Alfred Schadt: "Vom Alter, Abschiednehmen und Erinnern"

Marcel Reich-Ranicki, der für seine berühmt-berüchtigten Sprüche bekannt war und mal wieder einen voluminösen Roman in der Hand zur Beurteilung hielt, ihn aufschlug und hastig drin blätterte, sagte einmal: „Das hätte man auch auf 80 Seiten erzählen können.“ Ich glaube, dass die Geschichten und Gedanken eines jeden 75-Jährigen, wenn gewollt, sicherlich einen großen kartonierten Roman füllen könnten, der sich gut verkaufen ließe.
Alfred Schadt, der Autor dieses Buches, hat sich ganz anders entschieden. Er macht sich tiefgründige Gedanken zu den Begriffen wie Alter, Abschiednehmen und Erinnern auf knapp 80 Seiten und schöpft dazu aus einem ihm sehr vertrauten Reich aus Literatur, Kunst und Kultur passende Zitate, die seine Gedankengänge unterstreichen. Er fügt sehr bedacht wichtige Fallbeispiele aus seiner Lebenserfahrung hinzu und gibt den Lesern somit auch in private Bereiche Einblick. Jedes Kapitel des Buches wirft Fragen auf, über die es sich lohnt nachzudenken. Das Buch bleibt spannend über die gesamten Seiten.

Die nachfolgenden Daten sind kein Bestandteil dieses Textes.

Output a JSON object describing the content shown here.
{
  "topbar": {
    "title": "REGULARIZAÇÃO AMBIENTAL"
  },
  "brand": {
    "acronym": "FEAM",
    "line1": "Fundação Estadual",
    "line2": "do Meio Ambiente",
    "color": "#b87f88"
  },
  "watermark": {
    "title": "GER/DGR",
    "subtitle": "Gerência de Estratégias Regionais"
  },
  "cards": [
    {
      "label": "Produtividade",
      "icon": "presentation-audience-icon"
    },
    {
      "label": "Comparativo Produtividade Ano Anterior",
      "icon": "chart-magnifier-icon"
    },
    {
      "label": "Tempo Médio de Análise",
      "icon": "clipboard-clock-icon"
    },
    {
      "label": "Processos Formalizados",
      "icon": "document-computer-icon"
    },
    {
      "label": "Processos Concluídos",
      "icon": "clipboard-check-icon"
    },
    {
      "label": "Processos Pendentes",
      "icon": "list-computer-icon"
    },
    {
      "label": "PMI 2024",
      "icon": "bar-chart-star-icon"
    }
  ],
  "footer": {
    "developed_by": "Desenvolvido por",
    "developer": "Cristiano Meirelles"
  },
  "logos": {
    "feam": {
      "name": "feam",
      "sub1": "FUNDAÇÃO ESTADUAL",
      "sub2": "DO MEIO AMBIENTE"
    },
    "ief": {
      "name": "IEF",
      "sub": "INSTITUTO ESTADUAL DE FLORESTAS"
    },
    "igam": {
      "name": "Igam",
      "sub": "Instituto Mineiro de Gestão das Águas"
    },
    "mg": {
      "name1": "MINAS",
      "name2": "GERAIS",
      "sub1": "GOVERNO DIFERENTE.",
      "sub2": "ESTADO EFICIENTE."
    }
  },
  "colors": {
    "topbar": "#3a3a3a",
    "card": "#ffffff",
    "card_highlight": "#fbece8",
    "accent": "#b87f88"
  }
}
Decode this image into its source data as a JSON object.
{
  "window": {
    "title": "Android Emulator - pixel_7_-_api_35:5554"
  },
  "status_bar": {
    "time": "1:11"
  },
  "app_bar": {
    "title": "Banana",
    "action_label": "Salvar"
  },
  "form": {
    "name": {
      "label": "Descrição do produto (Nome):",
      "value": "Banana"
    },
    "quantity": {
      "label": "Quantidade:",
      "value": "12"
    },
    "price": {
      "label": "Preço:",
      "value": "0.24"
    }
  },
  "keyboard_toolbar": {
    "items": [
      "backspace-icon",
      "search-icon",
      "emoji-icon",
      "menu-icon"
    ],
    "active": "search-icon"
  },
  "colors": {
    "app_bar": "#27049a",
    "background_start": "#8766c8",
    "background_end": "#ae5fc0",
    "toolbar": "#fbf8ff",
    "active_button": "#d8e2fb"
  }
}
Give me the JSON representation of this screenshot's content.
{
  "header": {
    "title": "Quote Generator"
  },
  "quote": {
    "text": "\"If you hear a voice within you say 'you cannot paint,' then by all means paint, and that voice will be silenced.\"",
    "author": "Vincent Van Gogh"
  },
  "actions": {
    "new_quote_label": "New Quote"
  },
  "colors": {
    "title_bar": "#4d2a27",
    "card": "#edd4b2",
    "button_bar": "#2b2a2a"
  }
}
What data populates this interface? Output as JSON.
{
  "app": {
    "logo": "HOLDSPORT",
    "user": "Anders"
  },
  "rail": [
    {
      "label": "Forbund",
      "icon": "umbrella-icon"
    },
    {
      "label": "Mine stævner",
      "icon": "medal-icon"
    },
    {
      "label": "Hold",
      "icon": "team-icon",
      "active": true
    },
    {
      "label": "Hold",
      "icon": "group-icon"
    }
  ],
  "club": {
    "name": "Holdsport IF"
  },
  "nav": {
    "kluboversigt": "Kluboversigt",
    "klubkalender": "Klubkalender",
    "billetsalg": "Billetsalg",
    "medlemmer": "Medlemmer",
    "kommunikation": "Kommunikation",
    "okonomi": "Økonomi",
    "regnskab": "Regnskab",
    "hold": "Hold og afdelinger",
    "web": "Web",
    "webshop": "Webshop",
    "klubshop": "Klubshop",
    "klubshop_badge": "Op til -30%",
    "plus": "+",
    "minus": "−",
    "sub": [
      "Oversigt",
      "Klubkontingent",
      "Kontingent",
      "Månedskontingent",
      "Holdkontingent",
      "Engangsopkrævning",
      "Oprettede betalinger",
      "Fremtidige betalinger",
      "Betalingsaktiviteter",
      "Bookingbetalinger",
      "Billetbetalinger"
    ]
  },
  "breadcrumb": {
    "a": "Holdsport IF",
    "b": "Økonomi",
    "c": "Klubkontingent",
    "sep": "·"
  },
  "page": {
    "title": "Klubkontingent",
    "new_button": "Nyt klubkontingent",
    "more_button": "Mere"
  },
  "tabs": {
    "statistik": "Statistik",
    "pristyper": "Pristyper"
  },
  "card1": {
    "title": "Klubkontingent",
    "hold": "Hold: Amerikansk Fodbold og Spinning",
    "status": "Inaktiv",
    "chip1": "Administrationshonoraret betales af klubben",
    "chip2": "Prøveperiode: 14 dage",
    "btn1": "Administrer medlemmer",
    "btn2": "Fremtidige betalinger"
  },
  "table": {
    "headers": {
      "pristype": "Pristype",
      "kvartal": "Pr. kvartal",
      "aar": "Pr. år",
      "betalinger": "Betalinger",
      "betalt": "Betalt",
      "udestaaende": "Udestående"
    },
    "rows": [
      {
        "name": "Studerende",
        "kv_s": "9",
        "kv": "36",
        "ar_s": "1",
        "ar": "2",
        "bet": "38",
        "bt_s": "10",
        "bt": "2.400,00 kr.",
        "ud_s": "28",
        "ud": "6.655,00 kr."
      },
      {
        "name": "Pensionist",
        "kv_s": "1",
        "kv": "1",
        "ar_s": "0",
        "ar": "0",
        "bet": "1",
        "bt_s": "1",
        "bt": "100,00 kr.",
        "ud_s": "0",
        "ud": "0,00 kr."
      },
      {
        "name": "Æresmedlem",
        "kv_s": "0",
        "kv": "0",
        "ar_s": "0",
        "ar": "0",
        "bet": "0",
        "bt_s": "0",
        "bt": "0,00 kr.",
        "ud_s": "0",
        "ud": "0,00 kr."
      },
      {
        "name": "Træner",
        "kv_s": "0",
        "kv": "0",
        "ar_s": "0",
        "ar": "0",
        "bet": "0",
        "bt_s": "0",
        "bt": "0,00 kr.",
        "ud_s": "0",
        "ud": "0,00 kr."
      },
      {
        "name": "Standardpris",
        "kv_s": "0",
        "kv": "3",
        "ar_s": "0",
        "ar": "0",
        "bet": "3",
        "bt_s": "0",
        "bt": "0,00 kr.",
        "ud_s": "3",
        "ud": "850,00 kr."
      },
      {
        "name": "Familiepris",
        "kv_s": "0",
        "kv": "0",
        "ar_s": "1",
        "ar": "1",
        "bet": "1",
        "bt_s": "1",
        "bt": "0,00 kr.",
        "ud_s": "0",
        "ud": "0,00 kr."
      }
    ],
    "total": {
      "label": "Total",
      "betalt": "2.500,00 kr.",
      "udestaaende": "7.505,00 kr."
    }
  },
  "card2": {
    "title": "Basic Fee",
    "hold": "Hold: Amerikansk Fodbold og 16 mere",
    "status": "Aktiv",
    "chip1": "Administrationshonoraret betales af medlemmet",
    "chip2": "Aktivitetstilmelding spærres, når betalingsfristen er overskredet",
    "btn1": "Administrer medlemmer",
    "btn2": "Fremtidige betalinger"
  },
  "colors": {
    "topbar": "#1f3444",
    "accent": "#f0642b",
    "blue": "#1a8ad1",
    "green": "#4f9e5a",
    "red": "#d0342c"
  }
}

Wenn man bedenkt, dass eine alternde Weltbevölkerung weiterwächst, wie es in meiner Tageszeitung, den Fürther Nachrichten, heißt, hat der/die moderne Alte in unseren Tagen viel Zeit, sich auf die Zeitspanne nach seinem Ausscheiden aus der Berufswelt vorzubereiten, sich dann auch anderen Bereichen des Lebens zuzuwenden, Erinnerungen und Erfahrungen zu sammeln und dieses Wissen einzuordnen.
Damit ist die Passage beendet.